In the Scottish Second XI Cup, Dumbarton again lost to Dundee United in the fourth round, and in the Reserve League Cup, Dumbarton lost to Partick Thistle in the first round.

==Trivia==
- The League match against Dunfermline on 9 September marked Joe Coyle's 100th appearance for Dumbarton in all national competitions - the 82nd Dumbarton player to reach this milestone.
- The League match against Motherwell on 27 September marked Ally MacLeod's 100th appearance for Dumbarton in all national competitions - the 83rd Dumbarton player to reach this milestone.

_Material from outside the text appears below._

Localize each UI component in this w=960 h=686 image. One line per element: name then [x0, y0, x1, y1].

- The Scottish Cup match against Motherwell on 14 February marked John Gallacher's 100th appearance for Dumbarton in all national competitions - the 84th Dumbarton player to reach this milestone.
- The League match against Hamilton on 4 April marked Graeme Sinclair's 200th appearance for Dumbarton in all national competitions - the 15th Dumbarton player to break the 'double century'.
- The signing fee of £13,500 paid to Clyde for Mark Clougherty was a new club record.
- During the season there was an amazing attempt to sign Johan Cruyff on a match-to-match basis. The £1,500 per match offer was eventually declined in favour of a £1.5 million contract from the USA.
- The disappointing season was in the end to result in Sean Fallon's resignation as manager.